9.28.2008

knitting the net


Leap and the net will appear.

So, here's a thing: It's about writing, when I write and how I write.
My job at the newspaper included writing, but it was a task done outside of work. At work — in my cube, with all the many people stopping by my desk or sending IMs or email — I don't write. I edit, I correspond, I solve problems, I have stand-ups. But I don't write.
I write at night, mostly. Sometimes I write in coffee shops, where there are lots of people I don't know equally engaged in focused tasks of their own. Often at home, I own the night and that's when I write.
Tonight, Joe — recovering after three days of being ill — was awake. He was working in the office, doing what he does, which is writing. I was not writing. I found I couldn't write when someone else was awake, even though Joe was completely focused on his own task.
The more I thought about it, the more disturbed I became. How would I be able to live here with Joe also working from home and do this new job, which will involve much more writing, if I could only write in the darkness of night, alone? So I blurted out, "I can't write while you're still awake."

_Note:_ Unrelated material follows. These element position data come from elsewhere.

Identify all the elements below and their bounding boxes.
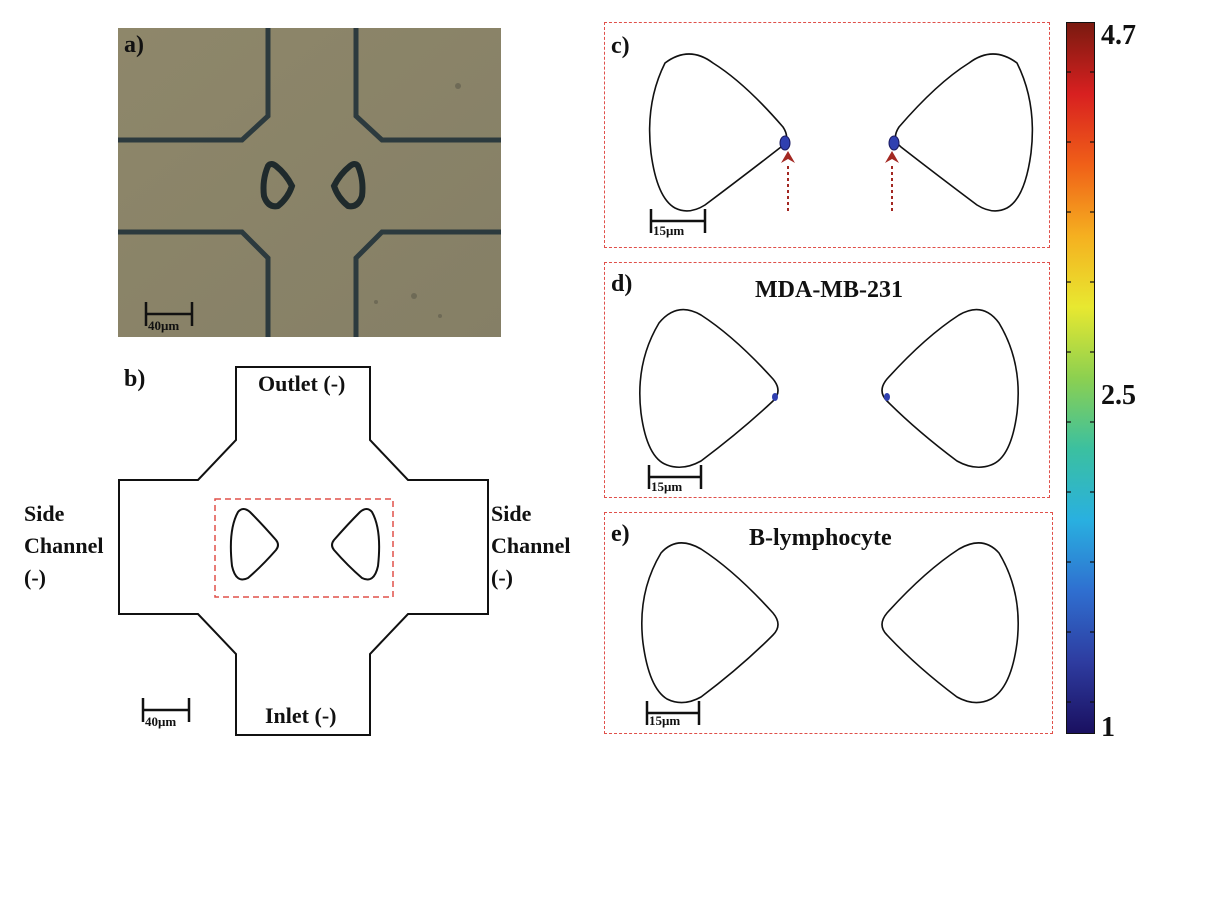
panel-title-d: MDA-MB-231 xyxy=(755,277,903,303)
schematic-post-left xyxy=(229,508,279,581)
panel-a: a) 40μm xyxy=(118,28,501,337)
scale-label-a: 40μm xyxy=(148,318,180,333)
side-right-line-2: Channel xyxy=(491,533,571,558)
scale-bar-e xyxy=(645,701,701,725)
panel-label-e: e) xyxy=(611,521,630,547)
sim-d-drawing xyxy=(639,308,1019,489)
colorbar-ticks xyxy=(1065,70,1095,703)
sim-d-cell-left xyxy=(772,393,778,401)
scale-label-e: 15μm xyxy=(649,713,681,728)
panel-label-c: c) xyxy=(611,33,630,59)
panel-label-a: a) xyxy=(124,32,144,58)
micrograph-specks xyxy=(374,83,461,318)
side-left-line-1: Side xyxy=(24,501,65,526)
scale-bar-a xyxy=(144,302,194,326)
micrograph-background xyxy=(118,28,501,337)
sim-e-drawing xyxy=(641,542,1019,725)
side-left-line-3: (-) xyxy=(24,565,46,590)
sim-d-cell-right xyxy=(884,393,890,401)
sim-c-cell-left xyxy=(779,135,791,151)
sim-c-arrowhead-left xyxy=(781,151,795,163)
inlet-label: Inlet (-) xyxy=(265,703,337,728)
sim-c-drawing xyxy=(648,53,1034,233)
panel-e: e) B-lymphocyte 15μm xyxy=(604,512,1053,734)
side-right-line-3: (-) xyxy=(491,565,513,590)
sim-c-post-left xyxy=(648,53,788,212)
colorbar xyxy=(1065,22,1095,734)
side-right-line-1: Side xyxy=(491,501,532,526)
scale-bar-c xyxy=(649,209,707,233)
sim-c-post-right xyxy=(894,53,1034,212)
outlet-label: Outlet (-) xyxy=(258,371,346,396)
sim-d-post-right xyxy=(881,308,1019,469)
scale-bar-d xyxy=(647,465,703,489)
panel-title-e: B-lymphocyte xyxy=(749,525,892,551)
panel-label-d: d) xyxy=(611,271,633,297)
colorbar-mid-label: 2.5 xyxy=(1101,380,1136,411)
sim-d-post-left xyxy=(639,308,779,469)
colorbar-min-label: 1 xyxy=(1101,712,1115,743)
side-channel-right-label: Side Channel (-) xyxy=(491,498,570,594)
roi-dashed-box xyxy=(214,498,394,598)
side-channel-left-label: Side Channel (-) xyxy=(24,498,103,594)
panel-c: c) 15μm xyxy=(604,22,1050,248)
channel-outline xyxy=(118,366,489,736)
panel-d: d) MDA-MB-231 15μm xyxy=(604,262,1050,498)
scale-label-c: 15μm xyxy=(653,223,685,238)
sim-e-post-left xyxy=(641,542,779,704)
channel-edges xyxy=(118,28,501,337)
colorbar-max-label: 4.7 xyxy=(1101,20,1136,51)
micrograph-image xyxy=(118,28,501,337)
sim-c-arrowhead-right xyxy=(885,151,899,163)
scale-label-d: 15μm xyxy=(651,479,683,494)
scale-bar-b xyxy=(141,698,191,722)
panel-label-b: b) xyxy=(124,366,146,392)
sim-c-cell-right xyxy=(888,135,900,151)
sim-e-post-right xyxy=(881,542,1019,704)
micrograph-posts xyxy=(260,161,366,210)
scale-label-b: 40μm xyxy=(145,714,177,729)
schematic-post-right xyxy=(331,508,381,581)
side-left-line-2: Channel xyxy=(24,533,104,558)
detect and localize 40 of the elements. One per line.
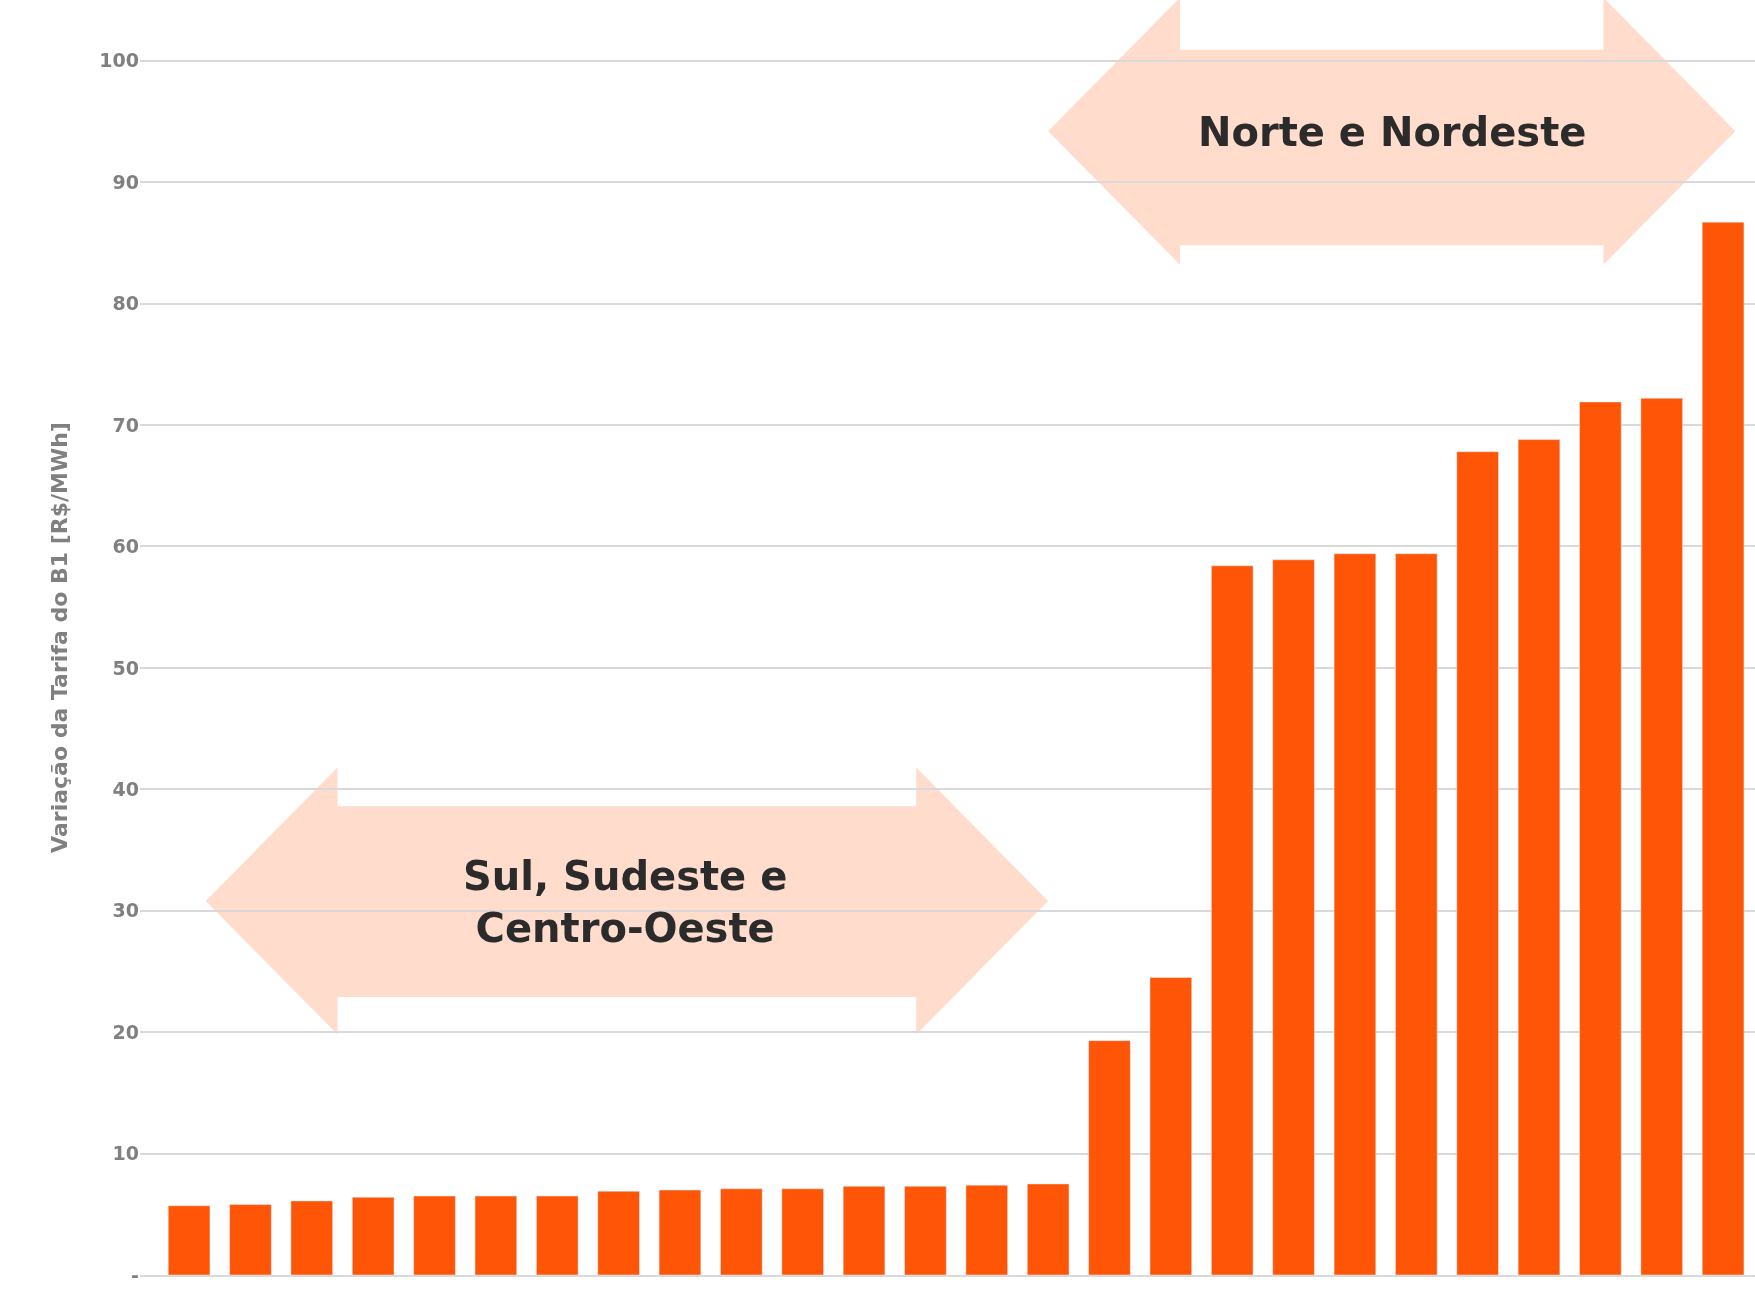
- bar: [1395, 553, 1438, 1275]
- bar: [1517, 439, 1561, 1275]
- bar: [1701, 221, 1745, 1275]
- bar: [1149, 977, 1192, 1275]
- bar: [352, 1197, 395, 1275]
- bar: [1027, 1183, 1070, 1275]
- bar: [842, 1186, 886, 1275]
- bar: [965, 1184, 1008, 1275]
- bar: [1579, 401, 1622, 1275]
- bar: [904, 1186, 947, 1275]
- y-tick-label: 70: [112, 413, 139, 436]
- bar: [229, 1204, 272, 1275]
- y-tick-label: 20: [112, 1020, 139, 1043]
- y-tick-label: 80: [112, 292, 139, 315]
- y-tick-label: 60: [112, 535, 139, 558]
- bar: [597, 1190, 640, 1275]
- bar: [290, 1200, 333, 1275]
- y-tick-label: -: [131, 1263, 139, 1286]
- annotation: Norte e Nordeste: [1198, 109, 1587, 155]
- annotation: Sul, Sudeste e Centro-Oeste: [463, 853, 788, 951]
- y-tick-label: 90: [112, 170, 139, 193]
- y-tick-label: 50: [112, 656, 139, 679]
- bar: [1456, 451, 1499, 1275]
- y-axis-title: Variação da Tarifa do B1 [R$/MWh]: [47, 422, 73, 853]
- y-tick-label: 40: [112, 777, 139, 800]
- bar: [536, 1195, 579, 1275]
- bar: [167, 1205, 211, 1275]
- y-tick-label: 100: [99, 49, 139, 72]
- bar: [658, 1189, 702, 1275]
- bar: [413, 1195, 456, 1275]
- bar: [720, 1188, 763, 1275]
- bar: [1088, 1040, 1131, 1275]
- bar: [781, 1188, 824, 1275]
- bar: [1333, 553, 1377, 1275]
- y-tick-label: 10: [112, 1142, 139, 1165]
- bar: [1272, 559, 1315, 1275]
- bar: [474, 1195, 517, 1275]
- y-tick-label: 30: [112, 899, 139, 922]
- bar: [1640, 398, 1683, 1275]
- bar: [1211, 565, 1254, 1275]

To Joe, this sounded like a large problem. To me, this sounded like a large problem. But for each of us, it was disturbing in different ways. Until I told Joe that it wasn't about him, it was about me (doesn't that just sound like a totally lame break-up kind of line?). But the furrows in his brow eased when I said this. He got it. It is the same reason he goes to the library when
he's on his Tuesday deadline. In order to do focused writing, he has to go away.
I will have to figure out what writing is focused and how I will cope with it. Our first priority will be to get the office in order to make it the "work place" where both of us can do our work. Some of our work will be collaborative, and some of it will be work that doesn't require a great deal of attentiveness. But other work will call for a sit-down-and-do-it space where each of us can focus.

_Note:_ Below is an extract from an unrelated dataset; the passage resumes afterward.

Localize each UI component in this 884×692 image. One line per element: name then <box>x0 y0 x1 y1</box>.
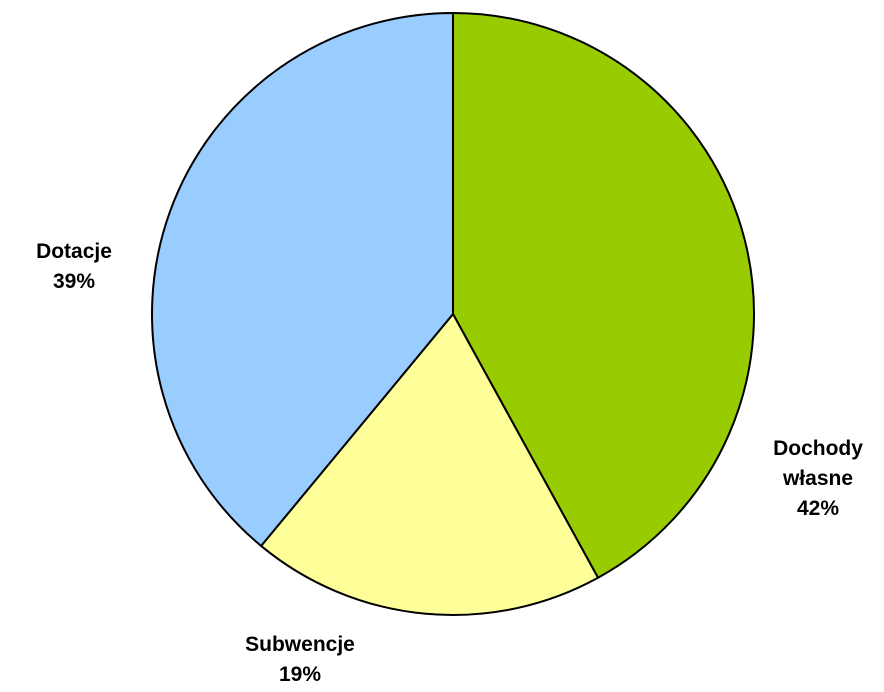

It's a curious problem, having all this time and space, but it will clearly call for some organization. I will have to parcel out my time, in ways that I don't actually do at work right now (work now = domorefasterNOW). I may designate entire days to working on crafts, but at least of corner of every day will be dedicated to writing. Some days will be all writing.
In 2006, Joe and I were both writing books. And often it played out this way: When Joe was in the field researching for his book, I would be focused on writing or creating for my book. There were times when we worked at parallel times, in separate spaces, checking in on each other every hour or two to bounce off ideas or read portions aloud. We are each skilled at doing quite a bit of writing in a pretty short period of time, if we designate the time and space. So we can take those lessons and apply them to our soon-to-be daily lives.
And, again, through the magic of communication -- albeit reluctant 3 a.m. communication -- we worked through to an understanding. We haven't solved the problem, but we have defined the problem. And that is the biggest step.